Coût ou bénéfice, éternel débat
Ce travail immigré – qu’il soit clandestin ou non – n’est pas une si mauvaise affaire pour les comptes nationaux français. C’est tout du moins ce que mesuraient les deux économistes Xavier Chojnicki et Lionel Ragot (auteurs de L’immigration coûte cher à la France : qu’en pensent les économistes ?)
: sur l’année 2005, l’immigration aurait fait gagner 4 milliards
d’euros aux comptes de la Sécurité sociale, soit 0,5 % de PIB.
Pourquoi ? Les travailleurs immigrés « recourent plus
fréquemment que les natifs aux aides au logement (34 %, au lieu de 13,7
%), aux allocations familiales (35 %, au lieu de 24,3 %) et à
l’assurance chômage (19 %, au lieu de 11,7 %). Mais, a contrario,
ils perçoivent moins de prestations liées à la santé ou à la retraite.
Et ils paient des cotisations sociales et des impôts sur le revenu, les
taxes sur la consommation (TVA) et les impôts locaux entre autres
taxes », indiquait Xavier Chojnicki à L’Express en 2012.
Rejetant au passage comme fallacieuses les conclusions de
Jean-Paul Gourevitch, un autre économiste, qui pointe le « coût
abyssal » de l’immigration pour les comptes publics.

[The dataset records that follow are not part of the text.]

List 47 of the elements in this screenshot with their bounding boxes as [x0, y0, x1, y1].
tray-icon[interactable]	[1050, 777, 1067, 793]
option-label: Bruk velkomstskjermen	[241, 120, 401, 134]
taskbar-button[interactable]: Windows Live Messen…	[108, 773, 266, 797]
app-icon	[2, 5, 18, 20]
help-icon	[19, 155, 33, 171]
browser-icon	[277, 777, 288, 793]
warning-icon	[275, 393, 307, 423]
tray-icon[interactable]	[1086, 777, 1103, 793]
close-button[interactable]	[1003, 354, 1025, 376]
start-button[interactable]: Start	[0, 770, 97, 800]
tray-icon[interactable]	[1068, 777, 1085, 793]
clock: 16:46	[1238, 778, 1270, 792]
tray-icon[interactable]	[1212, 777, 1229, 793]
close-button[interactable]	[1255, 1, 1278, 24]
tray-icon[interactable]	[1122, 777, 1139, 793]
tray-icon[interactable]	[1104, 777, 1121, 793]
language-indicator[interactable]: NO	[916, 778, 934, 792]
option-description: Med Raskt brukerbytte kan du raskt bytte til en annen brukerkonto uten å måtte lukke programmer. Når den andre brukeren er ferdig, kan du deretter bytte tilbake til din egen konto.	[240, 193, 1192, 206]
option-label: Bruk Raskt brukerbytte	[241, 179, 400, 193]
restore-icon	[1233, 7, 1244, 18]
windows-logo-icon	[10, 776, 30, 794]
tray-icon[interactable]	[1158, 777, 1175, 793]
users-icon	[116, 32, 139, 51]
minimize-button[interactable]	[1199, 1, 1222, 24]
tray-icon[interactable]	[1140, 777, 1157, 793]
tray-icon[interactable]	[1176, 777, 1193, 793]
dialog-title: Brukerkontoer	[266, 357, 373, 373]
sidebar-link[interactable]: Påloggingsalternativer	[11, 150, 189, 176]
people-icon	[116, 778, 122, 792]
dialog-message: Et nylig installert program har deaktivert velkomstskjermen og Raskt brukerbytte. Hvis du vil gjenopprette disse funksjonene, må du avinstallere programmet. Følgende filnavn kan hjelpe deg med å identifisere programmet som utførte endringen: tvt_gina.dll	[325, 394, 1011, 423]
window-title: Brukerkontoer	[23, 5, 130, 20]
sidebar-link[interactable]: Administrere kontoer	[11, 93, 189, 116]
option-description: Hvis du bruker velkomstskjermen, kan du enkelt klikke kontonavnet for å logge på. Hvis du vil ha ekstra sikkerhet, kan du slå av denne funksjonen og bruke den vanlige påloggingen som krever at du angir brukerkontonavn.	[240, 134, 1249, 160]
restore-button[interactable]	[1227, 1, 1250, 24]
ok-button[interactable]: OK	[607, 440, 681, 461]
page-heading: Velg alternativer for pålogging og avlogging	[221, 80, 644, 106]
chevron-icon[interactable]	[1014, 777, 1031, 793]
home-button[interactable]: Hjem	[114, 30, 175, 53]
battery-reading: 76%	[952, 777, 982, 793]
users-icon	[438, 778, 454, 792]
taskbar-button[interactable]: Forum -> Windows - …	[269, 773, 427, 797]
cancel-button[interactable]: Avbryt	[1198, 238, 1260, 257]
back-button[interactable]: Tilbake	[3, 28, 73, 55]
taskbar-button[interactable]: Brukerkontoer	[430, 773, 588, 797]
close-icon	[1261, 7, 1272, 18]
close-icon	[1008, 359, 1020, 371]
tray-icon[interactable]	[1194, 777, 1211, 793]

Le poids des transferts vers les pays d’origine
Dernière trace de l’activité économique des travailleurs clandestins en France : le montant des transferts vers leur pays d’origine.
On en connaît l’importance pour les pays bénéficiaires puisque le total
de ces transferts dépasse parfois l’aide au développement des bailleurs
internationaux.
Les chiffres de la Banque mondiale sur les transferts partis
depuis la France en 2016 vers le Maghreb et l’Afrique ne trompent pas
sur l’importance cumulée des revenus perçus par les travailleurs
immigrés africains : 1,6 milliard de dollars vers l’Algérie, 60 millions
de dollars vers le Cameroun, 47 millions de dollars vers la Côte
d’Ivoire, 37 millions de dollars vers le Burkina Faso…
Avenue Daumesnil, Mamadou Diakité énumère les collègues de
sa connaissance qui cumulent cinq, dix ou quinze ans dans la
construction, le tout sans papiers. Pour l’Institut national d’études
démographiques (Ined), la durée des séjours des immigrants illégaux –
avant une possible régularisation – est d’une dizaine d’année. Dans
l’immédiat, la loi Collomb est attendue au Parlement.